- Occupation: Historian
- Known for: 1999 Pulitzer Prize finalist
- Notable work: In a Barren Land: American Indian Dispossession and Survival

= Paula Mitchell Marks =

American historian

Paula Mitchell Marks is an American historian specializing in U.S. women’s history and the history of the American West. She was a finalist for the 1999 Pulitzer Prize for history for her book, In a Barren Land: American Indian Dispossession and Survival.

==Education==
Marks received her Ph.D. in American studies from the University of Texas at Austin in 1987.

==Career==
Marks is professor emerita of American studies at St. Edward’s University in Austin, Texas. She held a number of previous positions at St. Edward's University, including associate dean and director of the Master of Liberal Arts program.

Her book In a Barren Land: American Indian Dispossession and Survival, which chronicles how the U.S. government and white settlers worked together to seize land from Native Americans, was a finalist for the 1999 Pulitzer Prize in History. Her earlier book, Precious dust: The American gold rush era, 1848-1900, received the 1994 Spur Award for Nonfiction-Historical from Western Writers of America.
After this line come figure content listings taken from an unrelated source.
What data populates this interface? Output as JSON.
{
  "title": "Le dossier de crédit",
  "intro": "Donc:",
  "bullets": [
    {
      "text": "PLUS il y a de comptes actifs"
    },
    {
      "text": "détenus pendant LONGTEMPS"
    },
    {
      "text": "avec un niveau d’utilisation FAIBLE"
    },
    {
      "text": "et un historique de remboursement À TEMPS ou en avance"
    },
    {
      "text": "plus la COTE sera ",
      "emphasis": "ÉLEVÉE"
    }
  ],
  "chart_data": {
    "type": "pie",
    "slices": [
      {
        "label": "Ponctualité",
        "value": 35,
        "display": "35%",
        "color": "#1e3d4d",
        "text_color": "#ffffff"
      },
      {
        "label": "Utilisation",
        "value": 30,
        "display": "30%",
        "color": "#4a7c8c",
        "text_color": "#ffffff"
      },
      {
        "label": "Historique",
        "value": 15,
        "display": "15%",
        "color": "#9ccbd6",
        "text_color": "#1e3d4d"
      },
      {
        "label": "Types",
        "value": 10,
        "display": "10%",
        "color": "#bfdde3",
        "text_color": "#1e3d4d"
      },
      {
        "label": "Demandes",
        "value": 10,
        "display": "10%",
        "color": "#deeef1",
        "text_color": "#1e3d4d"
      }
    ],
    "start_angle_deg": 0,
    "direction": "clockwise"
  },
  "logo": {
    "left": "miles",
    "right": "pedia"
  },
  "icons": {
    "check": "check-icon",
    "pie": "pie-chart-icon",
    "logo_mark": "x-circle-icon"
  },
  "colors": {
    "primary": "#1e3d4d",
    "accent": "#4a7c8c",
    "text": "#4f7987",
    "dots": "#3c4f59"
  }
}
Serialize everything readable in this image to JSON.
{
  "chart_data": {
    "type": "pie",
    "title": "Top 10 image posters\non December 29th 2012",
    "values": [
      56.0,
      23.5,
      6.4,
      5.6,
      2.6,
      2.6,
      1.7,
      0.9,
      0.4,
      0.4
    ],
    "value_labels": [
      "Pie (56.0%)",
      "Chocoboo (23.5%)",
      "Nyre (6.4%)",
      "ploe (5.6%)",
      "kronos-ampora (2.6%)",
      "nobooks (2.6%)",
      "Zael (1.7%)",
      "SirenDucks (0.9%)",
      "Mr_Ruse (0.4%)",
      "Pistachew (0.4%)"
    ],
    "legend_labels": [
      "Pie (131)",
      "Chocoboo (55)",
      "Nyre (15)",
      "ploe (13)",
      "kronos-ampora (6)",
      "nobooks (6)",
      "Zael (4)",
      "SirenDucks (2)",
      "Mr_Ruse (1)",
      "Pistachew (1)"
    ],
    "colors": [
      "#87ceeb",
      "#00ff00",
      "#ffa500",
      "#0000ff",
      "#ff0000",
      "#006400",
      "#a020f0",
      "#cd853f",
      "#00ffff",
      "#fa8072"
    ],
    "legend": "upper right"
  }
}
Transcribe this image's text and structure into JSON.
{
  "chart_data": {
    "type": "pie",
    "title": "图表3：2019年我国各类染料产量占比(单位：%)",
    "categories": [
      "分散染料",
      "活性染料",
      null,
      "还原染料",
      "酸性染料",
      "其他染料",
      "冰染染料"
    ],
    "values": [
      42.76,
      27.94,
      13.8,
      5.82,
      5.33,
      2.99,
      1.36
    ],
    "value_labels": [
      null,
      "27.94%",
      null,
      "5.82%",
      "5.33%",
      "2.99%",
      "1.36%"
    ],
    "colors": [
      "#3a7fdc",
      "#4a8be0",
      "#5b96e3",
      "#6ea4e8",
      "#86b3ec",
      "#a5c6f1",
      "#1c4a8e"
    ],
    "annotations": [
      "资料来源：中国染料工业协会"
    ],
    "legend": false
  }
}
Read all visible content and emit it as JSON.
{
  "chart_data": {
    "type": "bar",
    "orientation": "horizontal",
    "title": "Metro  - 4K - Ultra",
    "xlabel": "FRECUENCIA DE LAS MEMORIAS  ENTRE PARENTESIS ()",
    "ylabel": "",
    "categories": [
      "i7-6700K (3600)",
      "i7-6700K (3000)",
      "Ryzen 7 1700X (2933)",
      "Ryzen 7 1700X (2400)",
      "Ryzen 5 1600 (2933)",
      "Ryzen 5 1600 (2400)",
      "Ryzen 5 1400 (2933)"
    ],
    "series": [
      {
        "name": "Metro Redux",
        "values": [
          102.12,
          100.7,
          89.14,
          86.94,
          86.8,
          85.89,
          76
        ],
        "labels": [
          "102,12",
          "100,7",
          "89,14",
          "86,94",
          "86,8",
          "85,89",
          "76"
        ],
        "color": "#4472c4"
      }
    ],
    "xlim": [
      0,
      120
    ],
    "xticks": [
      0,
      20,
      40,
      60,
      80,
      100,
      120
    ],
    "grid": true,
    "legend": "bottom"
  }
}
Marks served on the boards of the Western Writers of America and the Texas Institute of Letters. In 2015, she became vice president of the Texas State Historical Association, more than thirty years after first joining the association as a graduate research assistant.

==Publications==
- And die in the west: The story of the O.K. Corral gunfight. Norman: University of Oklahoma Press, 1989.
- Precious dust: The American gold rush era, 1848-1900. New York: W. Morrow, 1994.
- Hands to the spindle: Texas women and home textile production, 1822-1880. College Station, Tex: Texas A & M University Press, 1996.
- Precious dust: The saga of the western gold rushes. Lincoln: University of Nebraska Press, 1998.
- In a barren land: American Indian dispossession and survival. New York: William Morrow, 1999.
- When will the weary war be over?: The Civil War letters of the Maverick family of San Antonio. Dallas: The Book Club of Texas, 2009.

==Exhibition==
- Women Shaping Texas in the 20th Century. Bullock Texas State History Museum. 2012-2013.